My blog - almost purely self-referential as it may be to date - is but a fledgling bird so far. It has wings that are visible to all as its potential, but it can't yet fly on its own.
It has taken its first few gulps of air and has even been fed once or twice, but it is far from being able to fly on its own.
It hasn't had the attention paid to it that is necessary for it to develop its own identity and personality, for it to stand on its feet proudly secure in its knowledge of itself. No one knows yet if it will grow into a success or a failure - if it will leap from the nest and fall to the earth or soar in the sky.
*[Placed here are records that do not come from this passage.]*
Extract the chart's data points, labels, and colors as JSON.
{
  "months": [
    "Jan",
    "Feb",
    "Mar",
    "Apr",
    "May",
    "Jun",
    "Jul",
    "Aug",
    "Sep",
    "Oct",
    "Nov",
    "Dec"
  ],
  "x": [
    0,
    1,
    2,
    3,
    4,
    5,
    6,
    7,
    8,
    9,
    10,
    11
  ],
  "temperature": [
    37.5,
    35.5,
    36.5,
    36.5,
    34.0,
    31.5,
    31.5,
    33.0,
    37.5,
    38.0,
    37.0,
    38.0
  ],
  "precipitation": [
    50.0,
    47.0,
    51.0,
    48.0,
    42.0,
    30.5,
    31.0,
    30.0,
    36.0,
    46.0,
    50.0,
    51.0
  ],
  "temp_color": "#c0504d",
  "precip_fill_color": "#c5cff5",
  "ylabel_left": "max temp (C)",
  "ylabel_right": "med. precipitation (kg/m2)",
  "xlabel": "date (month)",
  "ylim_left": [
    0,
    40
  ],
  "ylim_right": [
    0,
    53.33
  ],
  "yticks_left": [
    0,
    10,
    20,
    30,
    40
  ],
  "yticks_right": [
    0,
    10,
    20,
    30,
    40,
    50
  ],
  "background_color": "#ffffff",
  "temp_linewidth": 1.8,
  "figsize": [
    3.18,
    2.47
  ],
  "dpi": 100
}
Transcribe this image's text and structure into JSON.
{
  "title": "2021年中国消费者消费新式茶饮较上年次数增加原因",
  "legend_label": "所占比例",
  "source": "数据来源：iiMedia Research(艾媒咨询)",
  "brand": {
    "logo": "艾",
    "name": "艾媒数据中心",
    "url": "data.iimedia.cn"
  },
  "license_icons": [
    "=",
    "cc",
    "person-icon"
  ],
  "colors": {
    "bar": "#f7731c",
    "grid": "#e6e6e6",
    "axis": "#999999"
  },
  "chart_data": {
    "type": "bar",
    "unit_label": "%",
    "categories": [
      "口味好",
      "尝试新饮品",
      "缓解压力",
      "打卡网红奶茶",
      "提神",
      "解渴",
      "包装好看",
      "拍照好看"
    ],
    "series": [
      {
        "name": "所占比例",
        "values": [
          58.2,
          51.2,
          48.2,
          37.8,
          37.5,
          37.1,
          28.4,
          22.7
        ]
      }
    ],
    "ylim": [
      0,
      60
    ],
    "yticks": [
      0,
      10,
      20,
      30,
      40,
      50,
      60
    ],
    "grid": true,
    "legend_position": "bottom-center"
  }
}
It is barely an adolescent and must be fed much more if it is to thrive and grow. And even then, it could be a sullen and surly teen or a vibrant contributer to the community it inhabits.
Yet my journal is still jealous! Silbling rivalry is rampant between the two. My journal has been nourished for years through nervous steps into new worlds and the triumphs and set backs of my professional path. It has witnessed and revelled in the growth of love and it has empathized with the anguish of seperation.
But it need not fear - it is still equally cherished as a fellow traveller and a confidant - it still has its unique and special charm and is irreplaceable in those exact ways. It has been ignored before and it will be again, sadly, but it will always be remembered and returned to.
For the Internet, if it teaches us one thing, teaches us that there is a true need for separation between the public and the private. There are thoughts and ideas to be shared with the world at large and there are emotions and urges to be trusted to a close friend and confidant - like my journal or my closest friends in the world. Whereever they be.